AWS Bolsters SageMaker with Data Prep, a Feature Store, and Pipelines
Organizations that are using Amazon SageMaker to build machine learning models got a few new features to play with Tuesday, including options for data preparation, building ML pipelines, and a feature store.
One of the most requested features from SageMaker customers is the ability to perform data preparation in the SageMaker Studio IDE, said AWS CEO Andy Jassy during his keynote at AWS re:Invent earlier today.
“The topic that seems to come up first and foremast almost every time is how can we make data preparation for machine learning easier,” Jassy said. “Data preparation is hard.”
Data scientists routines spend 70% or more of their time cleaning, preparing, and wrangling their data into a state where it’s suitable to train machine learning algorithms against the data. “It’s just a lot of work, and people say there must be an easier way,” Jassy said.
AWS hopes that its new offering, Amazon SageMaker Data Wrangler, is that better way. According to Jassy, the new offering uses machine learning to recognize the type of data that a user has, and recommends one (or more) of more than 300 pre-built conversations or transformations to apply to the data.
“You can preview very easily these transformation in SageMaker Studio, and then, if you like what you see, you simply apply those transformations to the whole dataset and Data Wrangler manages all the infrastructure, all that work under the covers,” Jassy said. “It’s a total gamechanger for the time it take to do data prep for machine learning.”
The approach is not all that different than software companies like Trifacta are taking to automate data transformation for machine learning and help to alleviate data scientists of the burden of data preparation. (In fact, Trifacta even uses the name “Wrangler” for the free version of its tool.)
AWS didn’t stop there. The company is taking the next step in automating the day-to-day workflow of data scientists and rolling out a place to store machine learning features that are generated by Data Wrangler.
SageMaker Feature Store provides a place for data scientists (or other SageMaker users) to name, organize, find, and share the features that are used in machine learning models. The software does the difficult bit of keeping track of all the ways in which different features are used by different groups in different machine learning models.
The problem, Jassy said, is that features are hardly ever mapped to just one model. In fact, once a data scientist or machine learning engineer has done the work to construct a machine learning feature, it’s often consumed by multiple machine learning models.
“Sometimes you’ve got subsets in that set of features that want to be their own set of features,” he said. “And then you have multiple people that want to access those features and a different set with multiple models. And pretty quickly, it becomes really complicated and hard to keep track of it.”
Running next to SageMaker Studio, the new Feature Store also helps to manage features used in inference, which is a different use case from training machine learning models.
“When you’re training a model, you’ll use all your data in a particular feature to be able to get the best possible model to make predictions,” Jassy said. “But when you’re making predictions, you’ll often just take the last five data points in that particular feature. But they have to be stored the same way and they’ve got to be accessible.”

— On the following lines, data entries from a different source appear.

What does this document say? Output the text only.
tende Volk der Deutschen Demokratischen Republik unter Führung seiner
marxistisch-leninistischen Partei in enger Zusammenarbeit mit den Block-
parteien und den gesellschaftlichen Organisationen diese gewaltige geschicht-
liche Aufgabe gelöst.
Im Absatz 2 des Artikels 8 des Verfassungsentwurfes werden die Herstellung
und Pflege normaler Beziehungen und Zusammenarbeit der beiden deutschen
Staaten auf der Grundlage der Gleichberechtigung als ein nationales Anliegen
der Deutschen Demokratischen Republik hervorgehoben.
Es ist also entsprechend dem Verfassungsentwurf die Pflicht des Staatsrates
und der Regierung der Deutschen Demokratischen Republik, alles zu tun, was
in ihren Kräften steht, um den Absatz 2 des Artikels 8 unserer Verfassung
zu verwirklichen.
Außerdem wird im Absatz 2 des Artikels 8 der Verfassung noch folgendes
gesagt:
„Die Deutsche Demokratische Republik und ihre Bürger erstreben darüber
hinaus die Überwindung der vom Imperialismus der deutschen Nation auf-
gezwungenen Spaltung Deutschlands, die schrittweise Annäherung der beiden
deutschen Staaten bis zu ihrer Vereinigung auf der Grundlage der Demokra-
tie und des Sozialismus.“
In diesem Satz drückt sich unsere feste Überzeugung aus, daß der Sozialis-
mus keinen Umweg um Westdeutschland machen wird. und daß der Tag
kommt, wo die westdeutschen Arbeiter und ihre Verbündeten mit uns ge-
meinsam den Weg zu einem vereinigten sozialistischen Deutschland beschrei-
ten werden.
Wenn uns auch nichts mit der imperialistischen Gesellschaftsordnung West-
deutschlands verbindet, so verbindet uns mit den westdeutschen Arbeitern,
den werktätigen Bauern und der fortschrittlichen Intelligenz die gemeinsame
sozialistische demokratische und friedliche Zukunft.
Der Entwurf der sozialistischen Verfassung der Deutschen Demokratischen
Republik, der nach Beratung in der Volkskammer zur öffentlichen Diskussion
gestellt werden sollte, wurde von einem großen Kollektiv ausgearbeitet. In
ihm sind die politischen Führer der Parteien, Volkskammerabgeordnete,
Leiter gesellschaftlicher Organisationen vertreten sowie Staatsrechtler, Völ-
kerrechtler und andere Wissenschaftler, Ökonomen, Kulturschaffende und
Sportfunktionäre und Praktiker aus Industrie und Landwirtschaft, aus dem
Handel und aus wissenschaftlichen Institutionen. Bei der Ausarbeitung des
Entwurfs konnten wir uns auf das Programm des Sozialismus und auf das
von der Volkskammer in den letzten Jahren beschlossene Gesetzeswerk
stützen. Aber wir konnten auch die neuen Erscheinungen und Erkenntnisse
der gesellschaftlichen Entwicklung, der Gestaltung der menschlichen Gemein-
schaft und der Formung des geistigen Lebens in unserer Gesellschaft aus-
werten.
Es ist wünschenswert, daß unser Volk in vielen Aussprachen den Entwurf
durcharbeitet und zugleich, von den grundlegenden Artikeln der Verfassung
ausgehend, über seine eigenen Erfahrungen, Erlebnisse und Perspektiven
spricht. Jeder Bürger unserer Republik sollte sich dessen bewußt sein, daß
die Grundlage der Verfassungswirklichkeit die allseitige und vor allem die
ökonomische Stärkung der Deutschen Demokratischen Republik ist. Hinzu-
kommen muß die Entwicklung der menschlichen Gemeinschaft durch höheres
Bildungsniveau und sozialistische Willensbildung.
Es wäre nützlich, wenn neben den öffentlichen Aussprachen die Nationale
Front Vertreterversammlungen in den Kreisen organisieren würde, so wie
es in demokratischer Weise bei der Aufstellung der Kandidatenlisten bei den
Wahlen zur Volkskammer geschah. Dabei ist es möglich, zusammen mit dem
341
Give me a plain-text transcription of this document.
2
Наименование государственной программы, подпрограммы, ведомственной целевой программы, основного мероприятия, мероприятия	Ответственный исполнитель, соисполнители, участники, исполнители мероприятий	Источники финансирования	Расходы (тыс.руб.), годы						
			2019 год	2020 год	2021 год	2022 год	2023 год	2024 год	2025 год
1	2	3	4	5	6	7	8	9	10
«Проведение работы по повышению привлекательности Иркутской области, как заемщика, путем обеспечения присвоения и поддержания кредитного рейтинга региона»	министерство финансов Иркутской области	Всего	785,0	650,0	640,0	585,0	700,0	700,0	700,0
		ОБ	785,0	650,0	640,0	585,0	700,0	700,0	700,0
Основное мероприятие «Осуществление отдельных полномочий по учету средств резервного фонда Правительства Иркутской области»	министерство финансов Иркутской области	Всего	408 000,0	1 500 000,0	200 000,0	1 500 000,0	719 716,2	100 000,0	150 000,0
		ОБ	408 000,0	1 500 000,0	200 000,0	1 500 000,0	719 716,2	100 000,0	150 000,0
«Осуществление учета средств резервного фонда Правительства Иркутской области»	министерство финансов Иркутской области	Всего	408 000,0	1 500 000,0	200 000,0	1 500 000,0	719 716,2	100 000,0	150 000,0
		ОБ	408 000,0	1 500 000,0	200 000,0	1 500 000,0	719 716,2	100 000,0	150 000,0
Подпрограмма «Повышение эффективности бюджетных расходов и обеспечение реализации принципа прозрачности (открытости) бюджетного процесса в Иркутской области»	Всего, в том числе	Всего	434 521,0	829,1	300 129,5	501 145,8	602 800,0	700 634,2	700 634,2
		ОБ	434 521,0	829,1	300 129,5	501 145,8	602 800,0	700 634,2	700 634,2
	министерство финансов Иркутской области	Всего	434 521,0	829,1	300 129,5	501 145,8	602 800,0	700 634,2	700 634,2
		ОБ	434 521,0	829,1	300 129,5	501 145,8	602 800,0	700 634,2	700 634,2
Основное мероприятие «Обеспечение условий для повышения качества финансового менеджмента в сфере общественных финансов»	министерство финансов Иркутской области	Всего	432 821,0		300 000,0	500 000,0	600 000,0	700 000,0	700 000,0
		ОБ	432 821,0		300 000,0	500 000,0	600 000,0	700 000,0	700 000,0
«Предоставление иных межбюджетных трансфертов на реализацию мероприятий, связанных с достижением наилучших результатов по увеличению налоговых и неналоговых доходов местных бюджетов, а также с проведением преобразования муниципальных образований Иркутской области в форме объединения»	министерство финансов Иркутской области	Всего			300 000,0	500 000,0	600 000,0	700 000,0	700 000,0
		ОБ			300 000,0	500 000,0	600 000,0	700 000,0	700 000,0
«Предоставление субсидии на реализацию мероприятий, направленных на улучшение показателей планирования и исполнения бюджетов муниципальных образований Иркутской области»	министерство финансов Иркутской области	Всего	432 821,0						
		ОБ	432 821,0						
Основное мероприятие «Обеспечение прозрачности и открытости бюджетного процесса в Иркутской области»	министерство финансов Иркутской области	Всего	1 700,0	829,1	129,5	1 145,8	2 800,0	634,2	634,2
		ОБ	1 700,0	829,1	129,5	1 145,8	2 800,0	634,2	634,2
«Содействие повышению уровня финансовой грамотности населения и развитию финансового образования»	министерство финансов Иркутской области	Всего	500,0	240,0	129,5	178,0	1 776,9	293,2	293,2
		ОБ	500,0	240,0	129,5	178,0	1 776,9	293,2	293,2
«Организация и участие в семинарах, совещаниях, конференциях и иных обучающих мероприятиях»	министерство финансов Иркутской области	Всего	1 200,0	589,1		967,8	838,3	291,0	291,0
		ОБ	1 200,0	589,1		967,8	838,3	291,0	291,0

Finishing that last mile in the machine learning process can be tough. There are a lot of steps that have to happen sequentially, or sometimes they need to happen in parallel, Jassy said. In the wider IT world, developers have adopted continue integration/continuous deployment (CI/CD) pipelines to cope with the increased complexity and pace of development.
“But in machine learning, there is no CI/CD,” Jassy said. “None of them exist pervasively. People have tried to build their own. They’re trying to do it homegrown. It hasn’t been that scalable. It hasn’t worked the way they wanted to.”
That led Jassy into the third major upgrade for SageMaker: a new CI/CD service called Pipelines.
“With Pipelines, you can quickly create machine learning workflows with our Pipelines SDK. And then you can automate a bunch of these steps, from the number of the things you have to do from data preparation in Data Wrangler to moving the data from Data Wrangler to the Feature Store and some of the activities you want to take when it’s in the Feature Store, to training, to tuning, to hosting your models.”
All of those processes can be scripted in Pipelines, and then Pipelines will make sure the processes are executed in an automated manner, while adhering to all the necessary dependencies between each of the steps, and maintaining an audit trail of all the changes that have been made.
AWS has provided pre-built templates that customers can use as-is to roll out ready-made ML pipelines, or they can tweak the templates as needed. They can also build their own pipelines from scratch.
These new offerings bolster the 50 new features that AWS added to SageMaker in 2019. According to Jassy, there is more innovation on the way for the “tens of thousands” of organizations that are using SageMaker.
“SageMaker has completely changed the game for everyday development of data science,” he said. “People have flocked to SageMaker not only because there’s nothing else like it, but also because of the relentless iteration, the innovation that you continue to see us apply into SageMaker.”